San Francisco Chronicle
The Legislature left some unfinished business last year when it passed a bill allowing patients to file a claim for damages against their HMOs — but not necessarily in a court of law.
Starting January 2001, a new law allows patients to hold HMOs liable for “substantial harm” caused by delay, denial or modification of recommended treatment. But despite many impressions to the contrary, the law does not give patients the right to take their cases to court. In most cases, they are limited to binding arbitration because of provisions in membership agreements.
A bill, AB 1751, by Assemblywoman Sheila Kuehl, D-Encino, would restore the full legal rights of patients with damage claims against HMOs by not limiting them to settlement through arbitration. While arbitration may be a valid means of setting disputes for many, it may not be for all for reasons of possible secrecy, cost, bias or delay. Patients should have the right to choose the form of legal recourse they prefer.
The aim of the law permitting patients to seek damages was to make HMOs more accountable for bad medical decisions. But it stopped short of providing the biggest incentive for HMOs to do the right thing — the right to a jury trial and due process.

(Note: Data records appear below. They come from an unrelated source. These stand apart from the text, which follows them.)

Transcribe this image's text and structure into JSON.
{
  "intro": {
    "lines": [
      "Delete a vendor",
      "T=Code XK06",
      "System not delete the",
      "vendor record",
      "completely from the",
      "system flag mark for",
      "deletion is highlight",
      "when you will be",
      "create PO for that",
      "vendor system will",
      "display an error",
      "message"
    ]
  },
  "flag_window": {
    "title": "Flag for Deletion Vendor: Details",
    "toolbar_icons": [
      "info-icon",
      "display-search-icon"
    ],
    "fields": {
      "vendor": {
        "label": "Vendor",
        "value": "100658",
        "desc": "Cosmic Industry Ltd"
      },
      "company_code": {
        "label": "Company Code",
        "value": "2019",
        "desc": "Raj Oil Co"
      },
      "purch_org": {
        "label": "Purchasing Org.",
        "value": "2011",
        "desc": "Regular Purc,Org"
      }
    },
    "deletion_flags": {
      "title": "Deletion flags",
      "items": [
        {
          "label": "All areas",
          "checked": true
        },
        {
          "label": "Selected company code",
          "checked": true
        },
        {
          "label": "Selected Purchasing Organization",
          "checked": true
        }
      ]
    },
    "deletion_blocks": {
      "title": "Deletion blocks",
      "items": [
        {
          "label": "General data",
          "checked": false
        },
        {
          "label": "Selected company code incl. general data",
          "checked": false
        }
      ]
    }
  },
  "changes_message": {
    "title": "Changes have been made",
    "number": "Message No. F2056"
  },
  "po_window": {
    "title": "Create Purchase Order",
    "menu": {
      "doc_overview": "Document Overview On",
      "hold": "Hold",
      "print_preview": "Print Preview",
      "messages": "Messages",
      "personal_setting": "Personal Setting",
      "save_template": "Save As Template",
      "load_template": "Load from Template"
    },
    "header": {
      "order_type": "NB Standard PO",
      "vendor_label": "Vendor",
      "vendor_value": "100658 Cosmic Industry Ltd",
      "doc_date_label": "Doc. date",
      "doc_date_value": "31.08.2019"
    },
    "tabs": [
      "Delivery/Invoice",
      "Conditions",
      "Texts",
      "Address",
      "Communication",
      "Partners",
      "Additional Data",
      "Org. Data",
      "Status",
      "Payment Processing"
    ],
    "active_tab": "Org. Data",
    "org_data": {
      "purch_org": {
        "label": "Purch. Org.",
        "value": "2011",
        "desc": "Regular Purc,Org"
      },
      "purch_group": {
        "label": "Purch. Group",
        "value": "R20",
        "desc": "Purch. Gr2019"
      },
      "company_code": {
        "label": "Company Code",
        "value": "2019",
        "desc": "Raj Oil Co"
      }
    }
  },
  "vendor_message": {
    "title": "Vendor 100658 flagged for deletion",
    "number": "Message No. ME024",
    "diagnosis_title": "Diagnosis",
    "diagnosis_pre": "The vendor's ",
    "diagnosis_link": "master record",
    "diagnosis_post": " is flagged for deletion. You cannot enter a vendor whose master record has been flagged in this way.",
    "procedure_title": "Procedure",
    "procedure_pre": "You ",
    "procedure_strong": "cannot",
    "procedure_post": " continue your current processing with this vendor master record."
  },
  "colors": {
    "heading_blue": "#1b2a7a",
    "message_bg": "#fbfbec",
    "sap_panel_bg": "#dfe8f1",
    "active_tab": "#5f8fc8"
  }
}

In Texas, where patients have the right to either sue or seek arbitration, only two lawsuits were filed in the first three years of the more open system.
HMOs claim that the right to sue will lead to a flood of lawsuits that will lead to higher health-care premiums. That has not proved to be the case. What happened in Texas was that HMOs more often followed doctors’ recommendations, which is what patients were after in the first place.
Last year’s legislation did not complete the job of giving patients the legal rights to which they are entitled. Support for Kuehl’s bill, which is scheduled for a hearing in the Assembly Judiciary Committee today, will ensure those rights without eliminating the use of arbitration in health care disputes.